Baker became a staff officer in charge of the paramedic program until he was injured in a freak elevator accident at City Hall in 1977, one that led to four back surgeries and a stimulater implant. But even after his consequential retirement from HBFD, he made a difference.

He was a Santa Ana College Fire Academy commander for a few years before becoming a civilian training officer for the Santa Ana city fire department.

Baker retired in 2001. In recent years he joined “Angel’s Army,” led by Vietnam War veteran Angel Cortez out of Calvary Chapel Beachside church in Huntington Beach. The group went to feed the military at different events, until Baker said it was slowed — but not stopped entirely — when Cortez passed away due to COVID-19 during the pandemic.

The giving nature comes naturally to Baker, who gets around his home off Newland Street with a walker. He has experienced still more loss on a personal level.

Though some of Baker’s siblings remain alive, he lost his wife of 51 years, Linda, about a decade into retirement. Two of his three children have also died.

Rob, his son, currently lives with Baker and helps take care of him.

“He’s just pretty much a good guy,” Rob said. “Very humble, though.”

Martha Danell, 82, met Baker at a fellowship gathering in his backyard. He was once known for those, inviting people over on Sunday afternoons after church.

When Danell’s husband died in 2016, Baker was there to help with the grief.

“Bob is a first responder at heart,” she said. “He has a gift for recognizing people that are hurting and need help, and that’s very highly developed in him … He supported me through one of the hardest times of my life. He and his home were a sanctuary for me. I value his friendship more than I can say.”

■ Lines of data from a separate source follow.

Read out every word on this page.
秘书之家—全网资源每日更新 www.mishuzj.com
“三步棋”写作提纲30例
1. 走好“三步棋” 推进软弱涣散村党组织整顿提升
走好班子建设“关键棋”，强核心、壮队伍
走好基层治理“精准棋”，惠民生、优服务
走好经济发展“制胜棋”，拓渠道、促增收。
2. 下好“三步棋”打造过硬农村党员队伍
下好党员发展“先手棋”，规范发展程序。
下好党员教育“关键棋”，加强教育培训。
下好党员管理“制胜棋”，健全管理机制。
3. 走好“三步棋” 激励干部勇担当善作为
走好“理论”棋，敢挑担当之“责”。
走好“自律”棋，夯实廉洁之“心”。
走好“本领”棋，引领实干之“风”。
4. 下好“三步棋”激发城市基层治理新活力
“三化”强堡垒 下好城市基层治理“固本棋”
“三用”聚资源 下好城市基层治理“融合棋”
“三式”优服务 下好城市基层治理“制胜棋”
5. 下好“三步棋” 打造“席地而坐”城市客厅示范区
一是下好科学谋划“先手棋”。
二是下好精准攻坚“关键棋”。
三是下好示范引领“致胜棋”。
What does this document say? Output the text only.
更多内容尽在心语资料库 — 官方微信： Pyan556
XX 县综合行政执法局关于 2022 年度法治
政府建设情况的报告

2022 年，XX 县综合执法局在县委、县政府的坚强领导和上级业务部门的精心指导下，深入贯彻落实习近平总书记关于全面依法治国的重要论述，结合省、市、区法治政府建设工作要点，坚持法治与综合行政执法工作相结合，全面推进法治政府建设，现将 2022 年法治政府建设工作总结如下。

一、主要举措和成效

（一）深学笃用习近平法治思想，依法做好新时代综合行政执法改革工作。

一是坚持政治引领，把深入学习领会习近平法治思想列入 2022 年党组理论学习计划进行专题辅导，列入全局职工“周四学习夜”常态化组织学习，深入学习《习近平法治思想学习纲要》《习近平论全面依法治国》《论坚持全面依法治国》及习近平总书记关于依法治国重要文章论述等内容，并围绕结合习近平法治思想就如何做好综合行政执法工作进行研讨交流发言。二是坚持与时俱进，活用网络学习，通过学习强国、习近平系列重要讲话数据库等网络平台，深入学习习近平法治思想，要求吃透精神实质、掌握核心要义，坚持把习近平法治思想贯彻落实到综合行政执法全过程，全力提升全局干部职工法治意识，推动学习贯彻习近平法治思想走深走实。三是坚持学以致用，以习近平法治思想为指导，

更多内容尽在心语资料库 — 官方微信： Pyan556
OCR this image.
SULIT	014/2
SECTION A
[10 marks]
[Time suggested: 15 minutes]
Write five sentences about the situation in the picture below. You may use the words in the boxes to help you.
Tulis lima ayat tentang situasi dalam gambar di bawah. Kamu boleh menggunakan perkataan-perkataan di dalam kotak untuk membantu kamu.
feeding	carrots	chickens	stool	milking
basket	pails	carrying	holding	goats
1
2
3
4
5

Baker doesn’t get overly sentimental about his life, but he realizes how full it has been. He wrote a manuscript for his children and three grandchildren detailing some of his experiences and how he believes God led him through them.

Shortly after the paramedic van was put into service in 1973, a 7-year-old girl named Tracy also nearly died via drowning. She was actually clinically dead when paramedics arrived on the scene, Baker said, but they successfully resuscitated and stabilized her.

Baker didn’t think it was a coincidence that both Troy and Tracy’s cases involved drowning.

The progress was tangible, but he has continued to work in the decades that have followed.

“He’ll never change,” Danell said. “Bob is going to be helping people with his last breath because that’s who he is. He can’t be anything else.”